Eduardo Blandón

El problema con el que se encuentra la sociedad, a veces, consiste en esa exquisitez intelectual de algunos que, en busca de tiempos de espera y mundos perfectos, permiten que otros actores más ágiles saquen ventaja de la esclerosis sufrida por pensadores de buena voluntad.  Lo cual no es un reclamo o una reivindicación de un pragmatismo extremo, sino la búsqueda de un equilibrio que nos conduzca por mejores senderos.

Es el caso, por ejemplo, de esa constante sospecha para poner en guardia a la población de fantasmas imaginarios que no sería sino el inicio de un Apocalipsis advertido en sus preclaras anticipaciones proféticas.  Es la manía intelectual, no puede ser de otra forma, de ponerse a la cabeza de una pretendida manada necesitada de esa luz que permita reconocer el camino para no extraviar la senda.

Esos sesos, siempre pretendidamente despiertos, advierten el mundo retorcido. Los Estados Unidos son un Leviatán maldito, la CICIG el instrumento del demonio, la izquierda es rosa y la derecha, asesina.  El escenario nunca será perfecto para unos pensadores que, aún con todo, a veces su conducta ha lindado con la ingenuidad de niños de pecho.

Es eso lo ocurrido con pensadores que abrazaron en su momento ideologías de dudosa reputación.  Los intelectuales de pluma ligera y conducta laxa.  Hizo falta en esas circunstancias los espíritus refinados, la crítica artera y el celo por la verdad.  Sobró ingenuidad y tal vez una ética retorcida incapaz de imaginar mundos alternos a la medida de las necesidades.

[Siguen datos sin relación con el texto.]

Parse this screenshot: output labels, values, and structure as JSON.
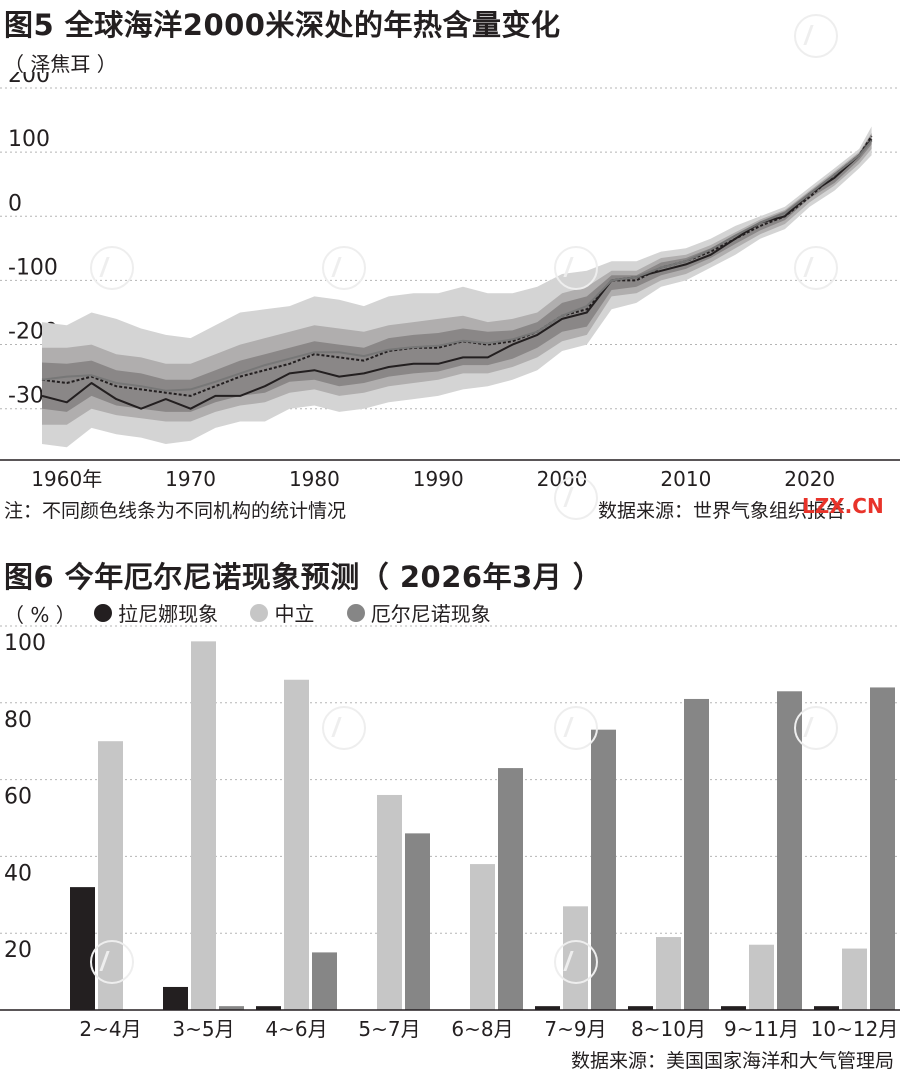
{
  "chart1": {
    "title": "图5 全球海洋2000米深处的年热含量变化",
    "unit": "（ 泽焦耳 ）",
    "note": "注：不同颜色线条为不同机构的统计情况",
    "source": "数据来源：世界气象组织报告",
    "stamp": "LZX.CN"
  },
  "chart2": {
    "title": "图6 今年厄尔尼诺现象预测（ 2026年3月 ）",
    "unit": "（ % ）",
    "source": "数据来源：美国国家海洋和大气管理局",
    "legend": [
      {
        "label": "拉尼娜现象",
        "color": "#231f20"
      },
      {
        "label": "中立",
        "color": "#c6c6c6"
      },
      {
        "label": "厄尔尼诺现象",
        "color": "#868686"
      }
    ]
  },
  "chart_data": [
    {
      "type": "area",
      "title": "图5 全球海洋2000米深处的年热含量变化",
      "ylabel": "泽焦耳",
      "xlabel": "",
      "ylim": [
        -380,
        200
      ],
      "xlim": [
        1958,
        2026
      ],
      "yticks": [
        200,
        100,
        0,
        -100,
        -200,
        -300
      ],
      "xticks": [
        {
          "x": 1960,
          "label": "1960年"
        },
        {
          "x": 1970,
          "label": "1970"
        },
        {
          "x": 1980,
          "label": "1980"
        },
        {
          "x": 1990,
          "label": "1990"
        },
        {
          "x": 2000,
          "label": "2000"
        },
        {
          "x": 2010,
          "label": "2010"
        },
        {
          "x": 2020,
          "label": "2020"
        }
      ],
      "grid": true,
      "x": [
        1958,
        1960,
        1962,
        1964,
        1966,
        1968,
        1970,
        1972,
        1974,
        1976,
        1978,
        1980,
        1982,
        1984,
        1986,
        1988,
        1990,
        1992,
        1994,
        1996,
        1998,
        2000,
        2002,
        2004,
        2006,
        2008,
        2010,
        2012,
        2014,
        2016,
        2018,
        2020,
        2022,
        2024,
        2025
      ],
      "series": [
        {
          "style": "solid",
          "color": "#231f20",
          "values": [
            -280,
            -290,
            -260,
            -285,
            -300,
            -285,
            -300,
            -280,
            -280,
            -265,
            -245,
            -240,
            -250,
            -245,
            -235,
            -230,
            -230,
            -220,
            -220,
            -200,
            -185,
            -160,
            -150,
            -100,
            -95,
            -85,
            -75,
            -60,
            -35,
            -10,
            0,
            35,
            60,
            95,
            120
          ]
        },
        {
          "style": "dashed",
          "color": "#231f20",
          "values": [
            -255,
            -260,
            -250,
            -265,
            -270,
            -275,
            -280,
            -265,
            -250,
            -240,
            -230,
            -215,
            -220,
            -225,
            -210,
            -205,
            -205,
            -195,
            -200,
            -195,
            -180,
            -155,
            -145,
            -100,
            -100,
            -80,
            -70,
            -55,
            -35,
            -15,
            0,
            30,
            65,
            95,
            125
          ]
        },
        {
          "style": "solid",
          "color": "#777777",
          "values": [
            -255,
            -250,
            -248,
            -260,
            -265,
            -272,
            -270,
            -258,
            -245,
            -232,
            -222,
            -212,
            -212,
            -218,
            -208,
            -204,
            -202,
            -194,
            -198,
            -192,
            -180,
            -155,
            -140,
            -100,
            -95,
            -80,
            -70,
            -52,
            -30,
            -10,
            5,
            35,
            65,
            95,
            118
          ]
        }
      ],
      "bands": [
        {
          "color": "#d4d4d4",
          "upper": [
            -165,
            -170,
            -150,
            -160,
            -175,
            -185,
            -190,
            -170,
            -150,
            -145,
            -140,
            -125,
            -130,
            -140,
            -125,
            -120,
            -120,
            -110,
            -120,
            -120,
            -110,
            -90,
            -85,
            -70,
            -70,
            -55,
            -50,
            -35,
            -15,
            0,
            15,
            45,
            75,
            105,
            140
          ],
          "lower": [
            -355,
            -360,
            -330,
            -340,
            -345,
            -355,
            -350,
            -330,
            -320,
            -320,
            -300,
            -295,
            -305,
            -300,
            -290,
            -285,
            -280,
            -270,
            -265,
            -255,
            -240,
            -210,
            -200,
            -145,
            -135,
            -110,
            -100,
            -80,
            -60,
            -35,
            -20,
            15,
            40,
            75,
            95
          ]
        },
        {
          "color": "#b0aeae",
          "upper": [
            -205,
            -205,
            -200,
            -215,
            -220,
            -230,
            -230,
            -215,
            -200,
            -190,
            -180,
            -170,
            -175,
            -180,
            -170,
            -165,
            -160,
            -155,
            -165,
            -160,
            -150,
            -120,
            -110,
            -85,
            -85,
            -65,
            -60,
            -45,
            -25,
            -5,
            10,
            40,
            70,
            100,
            130
          ],
          "lower": [
            -325,
            -325,
            -300,
            -310,
            -315,
            -320,
            -320,
            -305,
            -295,
            -290,
            -275,
            -270,
            -280,
            -275,
            -265,
            -260,
            -255,
            -245,
            -245,
            -235,
            -220,
            -195,
            -185,
            -125,
            -120,
            -100,
            -90,
            -72,
            -50,
            -28,
            -12,
            22,
            48,
            82,
            105
          ]
        },
        {
          "color": "#8a8787",
          "upper": [
            -228,
            -230,
            -225,
            -240,
            -245,
            -255,
            -255,
            -240,
            -225,
            -215,
            -205,
            -195,
            -200,
            -205,
            -190,
            -185,
            -182,
            -175,
            -180,
            -178,
            -165,
            -135,
            -125,
            -92,
            -92,
            -72,
            -65,
            -50,
            -30,
            -8,
            8,
            38,
            67,
            98,
            128
          ],
          "lower": [
            -300,
            -305,
            -280,
            -295,
            -300,
            -305,
            -305,
            -290,
            -280,
            -275,
            -258,
            -255,
            -265,
            -260,
            -250,
            -245,
            -242,
            -232,
            -232,
            -222,
            -205,
            -180,
            -172,
            -115,
            -110,
            -92,
            -82,
            -65,
            -43,
            -22,
            -6,
            28,
            52,
            88,
            112
          ]
        }
      ]
    },
    {
      "type": "bar",
      "title": "图6 今年厄尔尼诺现象预测（ 2026年3月 ）",
      "ylabel": "%",
      "xlabel": "",
      "ylim": [
        0,
        100
      ],
      "yticks": [
        100,
        80,
        60,
        40,
        20
      ],
      "grid": true,
      "legend_position": "top-left",
      "categories": [
        "2~4月",
        "3~5月",
        "4~6月",
        "5~7月",
        "6~8月",
        "7~9月",
        "8~10月",
        "9~11月",
        "10~12月"
      ],
      "series": [
        {
          "name": "拉尼娜现象",
          "color": "#231f20",
          "values": [
            32,
            6,
            1,
            0,
            0,
            1,
            1,
            1,
            1
          ]
        },
        {
          "name": "中立",
          "color": "#c6c6c6",
          "values": [
            70,
            96,
            86,
            56,
            38,
            27,
            19,
            17,
            16
          ]
        },
        {
          "name": "厄尔尼诺现象",
          "color": "#868686",
          "values": [
            0,
            1,
            15,
            46,
            63,
            73,
            81,
            83,
            84
          ]
        }
      ]
    }
  ]
}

Estas letras no son un reclamo al trabajo suspicaz de los colegas que con honestidad ponen al descubierto las trampas del sistema.  Los deconstructores de discursos falaces.  Los periodistas que desenmarañan ardides.  Es una reflexión sobre el peligro de ser víctimas de nuestro oficio y arrastrar con ello a una sociedad que reclama ideas, pero también acciones.